Нету прежних заминок, неловкости прежней,
Ощущенья, что сердце летит под откос,
Нет, как прежде, твоих, нарочито небрежно
Перехваченных ленточкой, светлых волос…

Да, «нарочито», а не нарочито, и по-есенински, вырвавшееся из сердца, и не есенинское уже и ещё не смеляковское, а уже и его… Словом, это прежде всего очень естественно поэтично, это уже поэзия. Интонации своей, смеляковской, ещё и нет, но она уже и есть, скорее угадывается, чем есть, а уже, раз прочитав, не забыть её. Потому-то я и носил её в сердце, в памяти, однажды прочитав на войне, где не до этого «нарочито небрежно» было мне, с неразборчиво-машинописного листка… И сам автор забыл эти стихи, а я, составляя его книгу «Работа и любовь», в новом, намного расширенном против первого издания варианте привёл ему всё наизусть, и мы включили их, эти стихи, в книгу. Так были они впервые опубликованы. И стали переиздаваться.

По-разному входят в душу поэты. Один ложится на неё легко и, словно бы опалив её, остаётся в ней навсегда. Другие исподволь, вкрадчиво проникают в неё, чтобы потом уж стать её неотъемлемой частью. Третьи словно вламываются в неё, вызывая даже не вполне приятные, навязчивые даже ощущения, и опять же — с ними потом срастаешься. Четвертые даются куда как не сразу, порою кто-то, возможно, не сам ты, должен открыть для тебя этого художника. Я, например, далеко не вдруг дошёл до Блока, поднялся до него, хотя почти сразу же почувствовал, что это огромное явление, что он даже тем своеобразнее, чем вроде бы привычнее. Но кого бы я ни припоминал, кого я помню и люблю, будь то поэт в стихах или в прозе, главное, поэт, я неизбежно ловлю себя на том, что, видимо, всё же самой сокровенной из всех сокровенностей является мелодия, которая звучит во мне при этом припоминании, музыка слова, собственно, то, что называем мы в поэзии своей интонацией. И первый признак старения таланта, его одряхления — это сначала вяловатость, а затем и ритмическая размытость, наконец исчезновение упругости, переливчатости самого дыхания, когда и страсть и робость — всё в нём слитно чувствуется, и возбуждает, и тревожит, и волнует тебя.

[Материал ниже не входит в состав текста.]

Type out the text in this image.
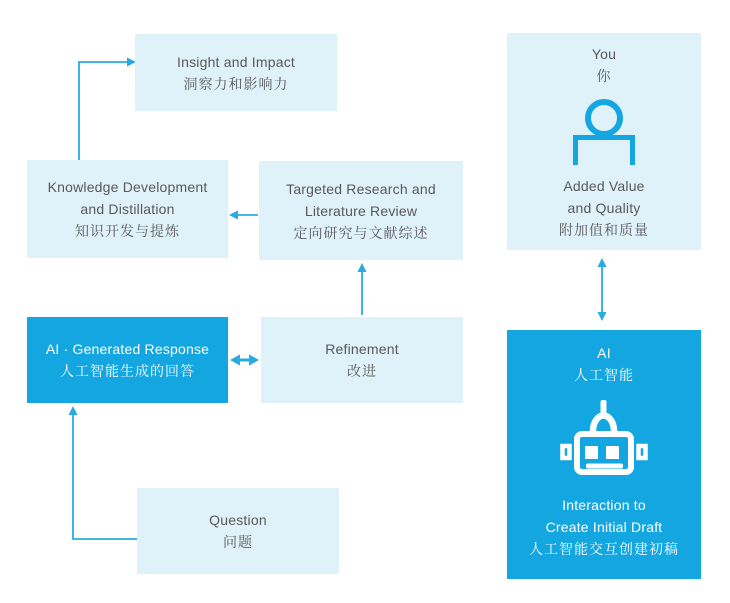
Insight and Impact
洞察力和影响力
Knowledge Development
and Distillation
知识开发与提炼
Targeted Research and
Literature Review
定向研究与文献综述
AI · Generated Response
人工智能生成的回答
Refinement
改进
Question
问题
You
你
Added Value
and Quality
附加值和质量
AI
人工智能
Interaction to
Create Initial Draft
人工智能交互创建初稿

И прежде всего я обычно чувствую свою неудачу в натужности, в неестественности ритмической, если её счастливо не уловил я в какой-то вроде бы случайно пришедшей строке и не развил потом в строфе, в стихотворении в целом. И вот ведь какая тут напрашивается волей-неволей мысль: что всё подлинное, неподдельное начинается в тебе с музыки, с неслышимой ещё, а только как бы угадываемой, предчувствуемой, неуловимой нити мотива, того, который потом даст тебе чувственно-духовные крылья, понесёт тебя на них широко и плавно или порывисто и круто, в зависимости от твоего настроения и проникновения в него.

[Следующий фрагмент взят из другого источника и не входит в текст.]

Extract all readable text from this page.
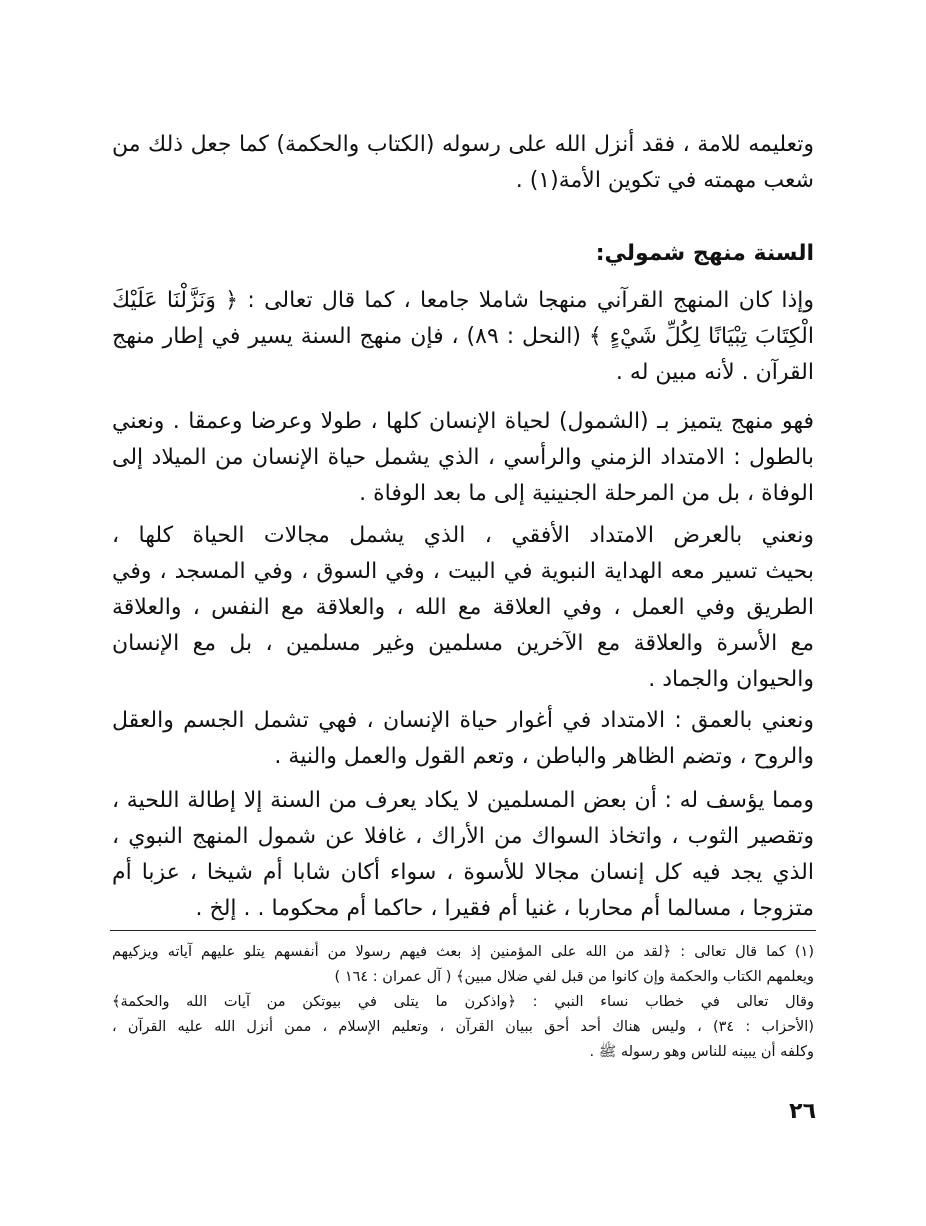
وتعليمه للامة ، فقد أنزل الله على رسوله (الكتاب والحكمة) كما جعل ذلك من
شعب مهمته في تكوين الأمة(١) .

السنة منهج شمولي:

وإذا كان المنهج القرآني منهجا شاملا جامعا ، كما قال تعالى : ﴿ وَنَزَّلْنَا عَلَيْكَ
الْكِتَابَ تِبْيَانًا لِكُلِّ شَيْءٍ ﴾ (النحل : ٨٩) ، فإن منهج السنة يسير في إطار منهج
القرآن . لأنه مبين له .

فهو منهج يتميز بـ (الشمول) لحياة الإنسان كلها ، طولا وعرضا وعمقا . ونعني
بالطول : الامتداد الزمني والرأسي ، الذي يشمل حياة الإنسان من الميلاد إلى
الوفاة ، بل من المرحلة الجنينية إلى ما بعد الوفاة .

ونعني بالعرض الامتداد الأفقي ، الذي يشمل مجالات الحياة كلها ،
بحيث تسير معه الهداية النبوية في البيت ، وفي السوق ، وفي المسجد ، وفي
الطريق وفي العمل ، وفي العلاقة مع الله ، والعلاقة مع النفس ، والعلاقة
مع الأسرة والعلاقة مع الآخرين مسلمين وغير مسلمين ، بل مع الإنسان
والحيوان والجماد .

ونعني بالعمق : الامتداد في أغوار حياة الإنسان ، فهي تشمل الجسم والعقل
والروح ، وتضم الظاهر والباطن ، وتعم القول والعمل والنية .

ومما يؤسف له : أن بعض المسلمين لا يكاد يعرف من السنة إلا إطالة اللحية ،
وتقصير الثوب ، واتخاذ السواك من الأراك ، غافلا عن شمول المنهج النبوي ،
الذي يجد فيه كل إنسان مجالا للأسوة ، سواء أكان شابا أم شيخا ، عزبا أم
متزوجا ، مسالما أم محاربا ، غنيا أم فقيرا ، حاكما أم محكوما . . إلخ .

(١) كما قال تعالى : ﴿لقد من الله على المؤمنين إذ بعث فيهم رسولا من أنفسهم يتلو عليهم آياته ويزكيهم
ويعلمهم الكتاب والحكمة وإن كانوا من قبل لفي ضلال مبين﴾ ( آل عمران : ١٦٤ )
وقال تعالى في خطاب نساء النبي : ﴿واذكرن ما يتلى في بيوتكن من آيات الله والحكمة﴾
(الأحزاب : ٣٤) ، وليس هناك أحد أحق ببيان القرآن ، وتعليم الإسلام ، ممن أنزل الله عليه القرآن ،
وكلفه أن يبينه للناس وهو رسوله ﷺ .

٢٦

Если уж говорить о том, что чаще всего расхолаживает меня как читателя к стихам многих моих же знакомых, так это готовый, взятый напрокат ритм, не пережитый, не перечувствованный, а именно взятый в готовом виде, напрокат. ещё полбеды, если узнаёшь, чей он, откуда, хотя и это беда, раз она обезличивает. Но когда и чьих-то, но всё-таки личных чёрточек он лишён, когда он просто расхожий, стёртый,— тогда даже и найденный красочный оттенок, цвет не спасает, и мысль даже, хоть она и своя, становится если не чужой, то какой-то отчуждённой. Рифмические формы живучи, они даже извечны. Но как отличаются ямбы того же Блока от пушкинских ямбов! Как близкий Блоку Есенин, а тем самым и Пушкину Есенин непохож на Блока!

Как удивительно разнится с Пушкиным ближайший ему Лермонтов! Я уже не говорю о Некрасове с его лермонтовской, но ещё более близкой нам и не только по времени, по чувству, по его гражданственной окраске иронией и болью. А песенность, изначально возбуждённая Некрасовым, Кольцовым, Никитиным и Шевченко, песенность наших Твардовского и особенно Исаковского, а затем и Прокофьева… Здесь, пожалуй, как лица человеческие, и ни одного — чтобы абсолютно были схожи, даже если они лица близнецов — они не одинаковы. И только бездарность нарушает этот закон природы поэзии.

И всё же в самом этом законе заложен ген, что ли, новизны, возбуждающий непреодолимую жажду поиска мотива, мелодии, совсем своей для каждого. И у каждого художника, в каждой настоящей вещи, в стихотворной или прозаической, отсюда начинается его неповторимость. И никак не спутаешь прозу Толстого с прозой Тургенева, Шолохова и Леонова, стихи Пушкина и Лермонтова, Блока и Есенина, Некрасова и Кольцова, Исаковского и Твардовского, как ни родственны, как ни близки они в своей интонационной и лексической основе. А Тютчев и Фет!.. И не только смысловой своей сосредоточенностью отличишь сразу Тютчева, такого своего, понятного Фету по самому духу его поэзии. У Фета в неподвижном предмете самом — чувство действия. И задыхаешься от словно бы летящего неподвижного пространства: «И саней далёких одинокий бег», а у Тютчева оно, это пространство — одухотворённая душевная и духовная собранность: «Вот тот мир, где жили мы с тобою», он словно бы весь — человеческая душа, её потаенный смысл.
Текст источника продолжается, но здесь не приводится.